The rate of conductive heat transfer through a slab of material is given by $P=\displaystyle{\frac{\mathrm{d}Q}{\mathrm{d}t}=\frac{kA(T_{\textrm{h}}-T_{\textrm{c}})}{d}}$ where $P$ is the power or rate of heat tranfer, $A$ and $d$ are its surface area and thickness, $T_{\textrm{h}}-T_{\textrm{c}}$ is the temperature difference across the slab, and $k$ is the thermal conductivity of the material. More generally, $P=-kA\displaystyle{\frac{\mathrm{d}T}{\mathrm{d}x}}$ where $x$ is the coordinate in the direction of heat flow.

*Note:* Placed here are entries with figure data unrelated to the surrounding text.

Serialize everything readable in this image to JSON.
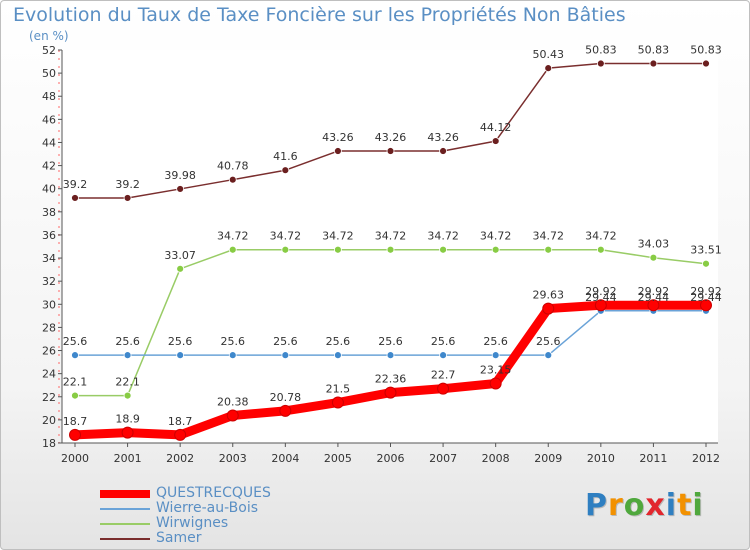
{
  "chart_data": {
    "type": "line",
    "title": "Evolution du Taux de Taxe Foncière sur les Propriétés Non Bâties",
    "subtitle": "(en %)",
    "x": [
      "2000",
      "2001",
      "2002",
      "2003",
      "2004",
      "2005",
      "2006",
      "2007",
      "2008",
      "2009",
      "2010",
      "2011",
      "2012"
    ],
    "ylim": [
      18,
      52
    ],
    "yticks": [
      "18",
      "20",
      "22",
      "24",
      "26",
      "28",
      "30",
      "32",
      "34",
      "36",
      "38",
      "40",
      "42",
      "44",
      "46",
      "48",
      "50",
      "52"
    ],
    "grid": false,
    "legend_position": "bottom-left",
    "series": [
      {
        "name": "QUESTRECQUES",
        "color": "#ff0000",
        "values": [
          18.7,
          18.9,
          18.7,
          20.38,
          20.78,
          21.5,
          22.36,
          22.7,
          23.15,
          29.63,
          29.92,
          29.92,
          29.92
        ],
        "labels": [
          "18.7",
          "18.9",
          "18.7",
          "20.38",
          "20.78",
          "21.5",
          "22.36",
          "22.7",
          "23.15",
          "29.63",
          "29.92",
          "29.92",
          "29.92"
        ]
      },
      {
        "name": "Wierre-au-Bois",
        "color": "#6aa3d8",
        "values": [
          25.6,
          25.6,
          25.6,
          25.6,
          25.6,
          25.6,
          25.6,
          25.6,
          25.6,
          25.6,
          29.44,
          29.44,
          29.44
        ],
        "labels": [
          "25.6",
          "25.6",
          "25.6",
          "25.6",
          "25.6",
          "25.6",
          "25.6",
          "25.6",
          "25.6",
          "25.6",
          "29.44",
          "29.44",
          "29.44"
        ]
      },
      {
        "name": "Wirwignes",
        "color": "#99cc66",
        "values": [
          22.1,
          22.1,
          33.07,
          34.72,
          34.72,
          34.72,
          34.72,
          34.72,
          34.72,
          34.72,
          34.72,
          34.03,
          33.51
        ],
        "labels": [
          "22.1",
          "22.1",
          "33.07",
          "34.72",
          "34.72",
          "34.72",
          "34.72",
          "34.72",
          "34.72",
          "34.72",
          "34.72",
          "34.03",
          "33.51"
        ]
      },
      {
        "name": "Samer",
        "color": "#7a2e2e",
        "values": [
          39.2,
          39.2,
          39.98,
          40.78,
          41.6,
          43.26,
          43.26,
          43.26,
          44.12,
          50.43,
          50.83,
          50.83,
          50.83
        ],
        "labels": [
          "39.2",
          "39.2",
          "39.98",
          "40.78",
          "41.6",
          "43.26",
          "43.26",
          "43.26",
          "44.12",
          "50.43",
          "50.83",
          "50.83",
          "50.83"
        ]
      }
    ]
  },
  "logo": {
    "text": "Proxiti",
    "letters": [
      "P",
      "r",
      "o",
      "x",
      "i",
      "t",
      "i"
    ],
    "colors": [
      "#2f7fc1",
      "#f29100",
      "#4fa83d",
      "#e2262d",
      "#2f7fc1",
      "#f29100",
      "#4fa83d"
    ]
  }
}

$\begin{aligned} A_{\textrm{initial}} & = l^2 \\ A_{\textrm{final}} & = l'^2 \\ (\,\dots\enspace \textrm{as } l' & =2l\enspace \dots\, ) \\ A_{\textrm{final}} & = (2l)^2 \\ & = 4l^2 \\ & = 4A_{\textrm{initial}} \end{aligned}$

and

$d_{\textrm{final}}=2d_{\textrm{initial}}$ ,

so,

$\begin{aligned} P_{\textrm{final}} & = \frac{kA_{\textrm{final}}(T_{\textrm{h}}-T_{\textrm{c}})}{d_{\textrm{final}}} \\ & = \frac{k(4A_{\textrm{initial}})(T_{\textrm{h}}-T_{\textrm{c}})}{(2d_{\textrm{initial}})} \\ & = 2\cdot \frac{kA_{\textrm{initial}}(T_{\textrm{h}}-T_{\textrm{c}})}{d_{\textrm{initial}}} \\ & = 2P_{\textrm{initial}} \end{aligned}$

$\therefore$ The rate of heat transfer by conduction increases by a factor of two.